En 1966, afin d’aider la police dans les cas d’urgence et de lutter contre les émeutes, des unités spéciales de police motorisées (SMChM) sont créées au sein des troupes intérieures. Avec l’effondrement de l’URSS, les troupes intérieures (fortes de 360 000 hommes en 1989) interviendront sur tous les points chauds (Caucase, pays baltes…). Une fois l’URSS disparue, chacune des anciennes républiques soviétiques récupère le contrôle des troupes intérieures présentes sur son territoire.

En Russie, les troupes intérieures (VV) restent subordonnées au ministère des Affaires intérieures (MVD). Elles continuent leurs missions et participent aux deux guerres de Tchétchénie (1994-1996 et 1999-2009). En 1997, elles comprenaient 257 000 hommes, dont 100 000 pour les unités d’escorte et de convois, 167 000 pour les unités de garde statique et 80 000 pour les unités opérationnelles (Opnaz) et les forces spéciales (Spetsnaz) (2). En 1999, les unités d’escorte et de convois sont dissoutes, leurs missions étant reprises par le Service pénitentiaire fédéral, créé en 1994.
En signant le décret no 157 du 5 avril 2016, le président de la Fédération de Russie, Vladimir Poutine, crée la Garde nationale de Russie (ou Rosgvardia, RSGV) et la subordonne directement à son autorité. Cette nouvelle entité est formée en regroupant différents corps du MVD :

• les Troupes intérieures (VV MVD, environ 170 000 hommes) ;

• les Détachements mobiles à vocation particulière (OMON, environ 40 000 hommes), police anti-émeute, l’équivalent des CRS ou de la gendarmerie mobile ;

• les Unités spéciales de réaction rapide (SOBR, environ 5 200 hommes), unités d’intervention spéciale, l’équivalent des brigades de recherche et d’intervention de la PJ française ;

• les services du MVD chargés du contrôle des armes à feu et des entreprises de sécurité privées ;

• la société de sécurité d’État FSUE Okhrana (environ 110 000 employés).

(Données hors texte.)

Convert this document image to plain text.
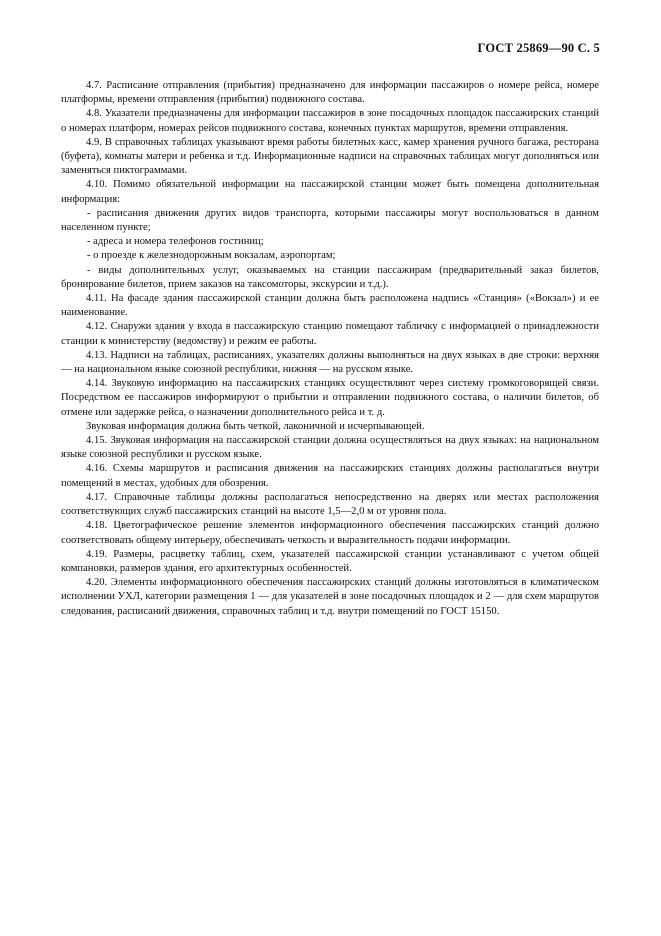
ГОСТ 25869—90 С. 5

4.7. Расписание отправления (прибытия) предназначено для информации пассажиров о номере рейса, номере платформы, времени отправления (прибытия) подвижного состава.

4.8. Указатели предназначены для информации пассажиров в зоне посадочных площадок пассажирских станций о номерах платформ, номерах рейсов подвижного состава, конечных пунктах маршрутов, времени отправления.

4.9. В справочных таблицах указывают время работы билетных касс, камер хранения ручного багажа, ресторана (буфета), комнаты матери и ребенка и т.д. Информационные надписи на справочных таблицах могут дополняться или заменяться пиктограммами.

4.10. Помимо обязательной информации на пассажирской станции может быть помещена дополнительная информация:

- расписания движения других видов транспорта, которыми пассажиры могут воспользоваться в данном населенном пункте;

- адреса и номера телефонов гостиниц;

- о проезде к железнодорожным вокзалам, аэропортам;

- виды дополнительных услуг, оказываемых на станции пассажирам (предварительный заказ билетов, бронирование билетов, прием заказов на таксомоторы, экскурсии и т.д.).

4.11. На фасаде здания пассажирской станции должна быть расположена надпись «Станция» («Вокзал») и ее наименование.

4.12. Снаружи здания у входа в пассажирскую станцию помещают табличку с информацией о принадлежности станции к министерству (ведомству) и режим ее работы.

4.13. Надписи на таблицах, расписаниях, указателях должны выполняться на двух языках в две строки: верхняя — на национальном языке союзной республики, нижняя — на русском языке.

4.14. Звуковую информацию на пассажирских станциях осуществляют через систему громкоговорящей связи. Посредством ее пассажиров информируют о прибытии и отправлении подвижного состава, о наличии билетов, об отмене или задержке рейса, о назначении дополнительного рейса и т. д.

Звуковая информация должна быть четкой, лаконичной и исчерпывающей.

4.15. Звуковая информация на пассажирской станции должна осуществляться на двух языках: на национальном языке союзной республики и русском языке.

4.16. Схемы маршрутов и расписания движения на пассажирских станциях должны располагаться внутри помещений в местах, удобных для обозрения.

4.17. Справочные таблицы должны располагаться непосредственно на дверях или местах расположения соответствующих служб пассажирских станций на высоте 1,5—2,0 м от уровня пола.

4.18. Цветографическое решение элементов информационного обеспечения пассажирских станций должно соответствовать общему интерьеру, обеспечивать четкость и выразительность подачи информации.

4.19. Размеры, расцветку таблиц, схем, указателей пассажирской станции устанавливают с учетом общей компановки, размеров здания, его архитектурных особенностей.

4.20. Элементы информационного обеспечения пассажирских станций должны изготовляться в климатическом исполнении УХЛ, категории размещения 1 — для указателей в зоне посадочных площадок и 2 — для схем маршрутов следования, расписаний движения, справочных таблиц и т.д. внутри помещений по ГОСТ 15150.
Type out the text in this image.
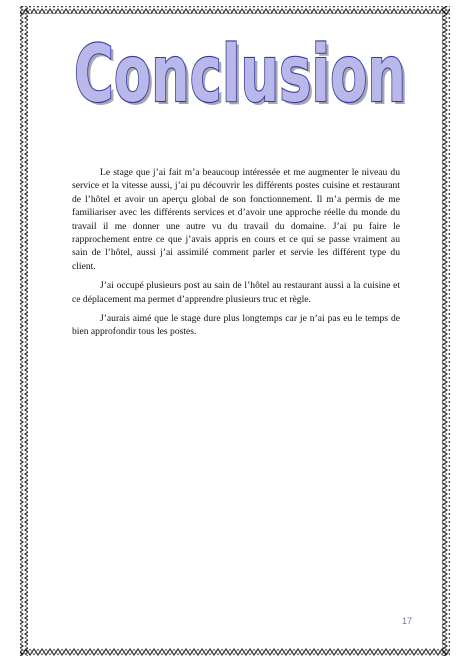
Conclusion
Conclusion

Le stage que j’ai fait m’a beaucoup intéressée et me augmenter le niveau du service et la vitesse aussi, j’ai pu découvrir les différents postes cuisine et restaurant de l’hôtel et avoir un aperçu global de son fonctionnement. Il m’a permis de me familiariser avec les différents services et d’avoir une approche réelle du monde du travail il me donner une autre vu du travail du domaine. J’ai pu faire le rapprochement entre ce que j’avais appris en cours et ce qui se passe vraiment au sain de l’hôtel, aussi j’ai assimilé comment parler et servie les différent type du client.

J’ai occupé plusieurs post au sain de l’hôtel au restaurant aussi a la cuisine et ce déplacement ma permet d’apprendre plusieurs truc et règle.

J’aurais aimé que le stage dure plus longtemps car je n’ai pas eu le temps de bien approfondir tous les postes.

17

La peur des « révolutions de couleur » (3)

Avant de décrire la Rosgvardia, il est nécessaire de préciser les raisons qui ont motivé sa création. La Russie se considère comme l’héritière de l’Empire byzantin et des valeurs chrétiennes orthodoxes. Sa pensée stratégique a des influences byzantines (en particulier le Strategikon de l’empereur Maurice) et mongoles, structurées par la doctrine militaire soviétique. Elle est, bien entendu, fortement influencée par la situation géopolitique et l’histoire.

Ainsi, la Russie a subi plusieurs invasions qui l’ont fortement marquée : hordes mongoles à l’est (XIIIe siècle), Polonais et Suédois (1558-1583) à l’ouest, Grande Armée napoléonienne en 1811-1812, puissances occidentales pendant la guerre civile (1917-1921), Pologne en 1920, Allemagne nazie en 1941‑1945.

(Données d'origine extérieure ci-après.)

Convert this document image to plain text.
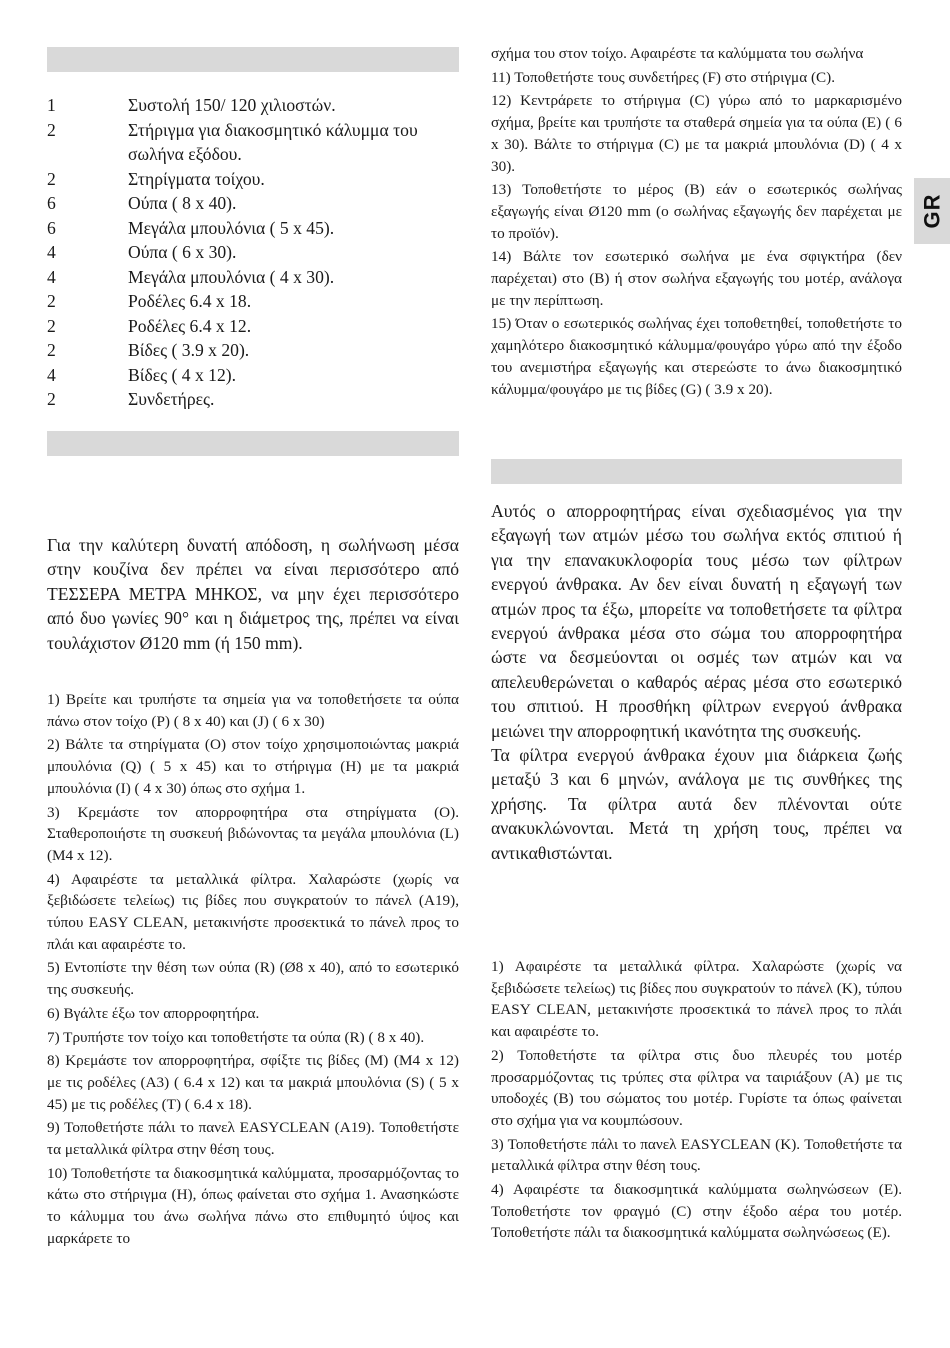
1	Συστολή 150/ 120 χιλιοστών.
2	Στήριγμα για διακοσμητικό κάλυμμα του σωλήνα εξόδου.
2	Στηρίγματα τοίχου.
6	Ούπα ( 8 x 40).
6	Μεγάλα μπουλόνια ( 5 x 45).
4	Ούπα ( 6 x 30).
4	Μεγάλα μπουλόνια ( 4 x 30).
2	Ροδέλες 6.4 x 18.
2	Ροδέλες 6.4 x 12.
2	Βίδες ( 3.9 x 20).
4	Βίδες ( 4 x 12).
2	Συνδετήρες.

Για την καλύτερη δυνατή απόδοση, η σωλήνωση μέσα στην κουζίνα δεν πρέπει να είναι περισσότερο από ΤΕΣΣΕΡΑ ΜΕΤΡΑ ΜΗΚΟΣ, να μην έχει περισσότερο από δυο γωνίες 90° και η διάμετρος της, πρέπει να είναι τουλάχιστον Ø120 mm (ή 150 mm).

1) Βρείτε και τρυπήστε τα σημεία για να τοποθετήσετε τα ούπα πάνω στον τοίχο (P) ( 8 x 40) και (J) ( 6 x 30)

2) Βάλτε τα στηρίγματα (O) στον τοίχο χρησιμοποιώντας μακριά μπουλόνια (Q) ( 5 x 45) και το στήριγμα (H) με τα μακριά μπουλόνια (I) ( 4 x 30) όπως στο σχήμα 1.

3) Κρεμάστε τον απορροφητήρα στα στηρίγματα (O). Σταθεροποιήστε τη συσκευή βιδώνοντας τα μεγάλα μπουλόνια (L) (M4 x 12).

4) Αφαιρέστε τα μεταλλικά φίλτρα. Χαλαρώστε (χωρίς να ξεβιδώσετε τελείως) τις βίδες που συγκρατούν το πάνελ (A19), τύπου EASY CLEAN, μετακινήστε προσεκτικά το πάνελ προς το πλάι και αφαιρέστε το.

5) Εντοπίστε την θέση των ούπα (R) (Ø8 x 40), από το εσωτερικό της συσκευής.

6) Βγάλτε έξω τον απορροφητήρα.

7) Τρυπήστε τον τοίχο και τοποθετήστε τα ούπα (R) ( 8 x 40).

8) Κρεμάστε τον απορροφητήρα, σφίξτε τις βίδες (M) (M4 x 12) με τις ροδέλες (A3) ( 6.4 x 12) και τα μακριά μπουλόνια (S) ( 5 x 45) με τις ροδέλες (T) ( 6.4 x 18).

9) Τοποθετήστε πάλι το πανελ EASYCLEAN (A19). Τοποθετήστε τα μεταλλικά φίλτρα στην θέση τους.

10) Τοποθετήστε τα διακοσμητικά καλύμματα, προσαρμόζοντας το κάτω στο στήριγμα (H), όπως φαίνεται στο σχήμα 1. Ανασηκώστε το κάλυμμα του άνω σωλήνα πάνω στο επιθυμητό ύψος και μαρκάρετε το

σχήμα του στον τοίχο. Αφαιρέστε τα καλύμματα του σωλήνα

11) Τοποθετήστε τους συνδετήρες (F) στο στήριγμα (C).

12) Κεντράρετε το στήριγμα (C) γύρω από το μαρκαρισμένο σχήμα, βρείτε και τρυπήστε τα σταθερά σημεία για τα ούπα (E) ( 6 x 30). Βάλτε το στήριγμα (C) με τα μακριά μπουλόνια (D) ( 4 x 30).

13) Τοποθετήστε το μέρος (B) εάν ο εσωτερικός σωλήνας εξαγωγής είναι Ø120 mm (ο σωλήνας εξαγωγής δεν παρέχεται με το προϊόν).

14) Βάλτε τον εσωτερικό σωλήνα με ένα σφιγκτήρα (δεν παρέχεται) στο (B) ή στον σωλήνα εξαγωγής του μοτέρ, ανάλογα με την περίπτωση.

15) Όταν ο εσωτερικός σωλήνας έχει τοποθετηθεί, τοποθετήστε το χαμηλότερο διακοσμητικό κάλυμμα/φουγάρο γύρω από την έξοδο του ανεμιστήρα εξαγωγής και στερεώστε το άνω διακοσμητικό κάλυμμα/φουγάρο με τις βίδες (G) ( 3.9 x 20).

Αυτός ο απορροφητήρας είναι σχεδιασμένος για την εξαγωγή των ατμών μέσω του σωλήνα εκτός σπιτιού ή για την επανακυκλοφορία τους μέσω των φίλτρων ενεργού άνθρακα. Αν δεν είναι δυνατή η εξαγωγή των ατμών προς τα έξω, μπορείτε να τοποθετήσετε τα φίλτρα ενεργού άνθρακα μέσα στο σώμα του απορροφητήρα ώστε να δεσμεύονται οι οσμές των ατμών και να απελευθερώνεται ο καθαρός αέρας μέσα στο εσωτερικό του σπιτιού. Η προσθήκη φίλτρων ενεργού άνθρακα μειώνει την απορροφητική ικανότητα της συσκευής.

Τα φίλτρα ενεργού άνθρακα έχουν μια διάρκεια ζωής μεταξύ 3 και 6 μηνών, ανάλογα με τις συνθήκες της χρήσης. Τα φίλτρα αυτά δεν πλένονται ούτε ανακυκλώνονται. Μετά τη χρήση τους, πρέπει να αντικαθιστώνται.

1) Αφαιρέστε τα μεταλλικά φίλτρα. Χαλαρώστε (χωρίς να ξεβιδώσετε τελείως) τις βίδες που συγκρατούν το πάνελ (K), τύπου EASY CLEAN, μετακινήστε προσεκτικά το πάνελ προς το πλάι και αφαιρέστε το.

2) Τοποθετήστε τα φίλτρα στις δυο πλευρές του μοτέρ προσαρμόζοντας τις τρύπες στα φίλτρα να ταιριάξουν (A) με τις υποδοχές (B) του σώματος του μοτέρ. Γυρίστε τα όπως φαίνεται στο σχήμα για να κουμπώσουν.

3) Τοποθετήστε πάλι το πανελ EASYCLEAN (K). Τοποθετήστε τα μεταλλικά φίλτρα στην θέση τους.

4) Αφαιρέστε τα διακοσμητικά καλύμματα σωληνώσεων (E). Τοποθετήστε τον φραγμό (C) στην έξοδο αέρα του μοτέρ. Τοποθετήστε πάλι τα διακοσμητικά καλύμματα σωληνώσεως (E).

GR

Par ailleurs, les élites russes sont traumatisées par la disparition de l’URSS. La Russie se considère comme « encerclée », par l’océan Arctique au nord, par la Chine au sud-est et par l’Europe occidentale (Union européenne et OTAN) et les États-Unis à l’ouest. Ce sentiment est d’autant plus fort qu’à l’ouest la Russie a perdu son « glacis » de protection constitué par les ex-États satellites d’Europe de l’Est et les ex-républiques soviétiques. De plus, l’UE et l’OTAN se sont étendues vers l’est jusqu’à ses frontières.

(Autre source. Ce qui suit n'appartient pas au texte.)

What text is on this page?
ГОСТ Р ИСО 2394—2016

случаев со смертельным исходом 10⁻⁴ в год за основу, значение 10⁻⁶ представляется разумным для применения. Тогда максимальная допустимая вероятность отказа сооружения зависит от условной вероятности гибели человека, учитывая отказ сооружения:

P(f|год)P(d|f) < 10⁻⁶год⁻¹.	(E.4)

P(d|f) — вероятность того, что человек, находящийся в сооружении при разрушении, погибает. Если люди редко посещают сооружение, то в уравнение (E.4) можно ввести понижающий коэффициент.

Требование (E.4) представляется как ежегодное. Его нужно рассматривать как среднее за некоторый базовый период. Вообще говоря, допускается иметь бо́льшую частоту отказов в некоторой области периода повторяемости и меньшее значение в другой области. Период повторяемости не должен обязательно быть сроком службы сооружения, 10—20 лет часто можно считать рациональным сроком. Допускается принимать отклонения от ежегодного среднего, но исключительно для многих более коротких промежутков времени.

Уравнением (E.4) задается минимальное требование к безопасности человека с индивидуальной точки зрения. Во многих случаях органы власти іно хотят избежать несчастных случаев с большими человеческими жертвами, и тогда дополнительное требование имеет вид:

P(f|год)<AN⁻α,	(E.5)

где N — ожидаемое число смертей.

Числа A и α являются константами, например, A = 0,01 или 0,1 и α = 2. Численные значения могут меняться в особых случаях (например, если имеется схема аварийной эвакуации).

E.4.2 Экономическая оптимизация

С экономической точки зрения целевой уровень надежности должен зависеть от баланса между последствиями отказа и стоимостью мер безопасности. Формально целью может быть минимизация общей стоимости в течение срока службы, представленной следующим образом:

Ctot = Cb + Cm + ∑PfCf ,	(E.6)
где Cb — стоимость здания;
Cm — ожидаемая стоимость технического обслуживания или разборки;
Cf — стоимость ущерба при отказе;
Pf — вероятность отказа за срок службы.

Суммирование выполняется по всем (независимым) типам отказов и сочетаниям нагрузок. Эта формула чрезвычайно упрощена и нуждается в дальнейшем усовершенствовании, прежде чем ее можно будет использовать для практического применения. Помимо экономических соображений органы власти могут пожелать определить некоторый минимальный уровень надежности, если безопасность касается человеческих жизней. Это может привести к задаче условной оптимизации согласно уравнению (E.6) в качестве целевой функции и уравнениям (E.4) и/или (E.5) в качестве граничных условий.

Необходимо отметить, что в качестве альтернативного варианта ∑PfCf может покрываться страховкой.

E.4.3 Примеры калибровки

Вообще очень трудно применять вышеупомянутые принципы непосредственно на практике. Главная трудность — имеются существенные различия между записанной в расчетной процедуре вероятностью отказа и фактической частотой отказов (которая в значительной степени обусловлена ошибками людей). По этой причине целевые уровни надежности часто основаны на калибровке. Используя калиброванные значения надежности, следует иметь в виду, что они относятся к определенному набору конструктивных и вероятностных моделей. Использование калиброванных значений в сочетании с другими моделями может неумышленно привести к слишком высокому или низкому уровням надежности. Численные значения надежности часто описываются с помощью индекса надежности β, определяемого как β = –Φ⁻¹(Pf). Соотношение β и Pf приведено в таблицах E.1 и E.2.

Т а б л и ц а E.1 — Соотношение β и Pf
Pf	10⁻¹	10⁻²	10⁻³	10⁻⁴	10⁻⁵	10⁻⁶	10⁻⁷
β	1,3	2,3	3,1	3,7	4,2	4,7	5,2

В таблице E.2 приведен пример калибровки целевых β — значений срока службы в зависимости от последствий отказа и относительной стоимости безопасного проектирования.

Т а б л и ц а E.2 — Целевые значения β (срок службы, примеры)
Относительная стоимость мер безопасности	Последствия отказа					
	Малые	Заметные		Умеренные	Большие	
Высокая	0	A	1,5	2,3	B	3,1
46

La Russie se sent également comme une puissance en déclin : sa population, relativement importante (147 millions d’habitants), est en baisse en raison d’une natalité insuffisante et ne fait pas le poids face à ses grands concurrents (Europe, États-Unis, Chine). Son PIB (1 610 milliards de dollars en 2019), l’équivalent de celui du Canada, fait qu’elle est distancée dans la compétition économique internationale. Son économie n’est pas assez diversifiée et trop dépendante des exportations de matières premières et d’armes.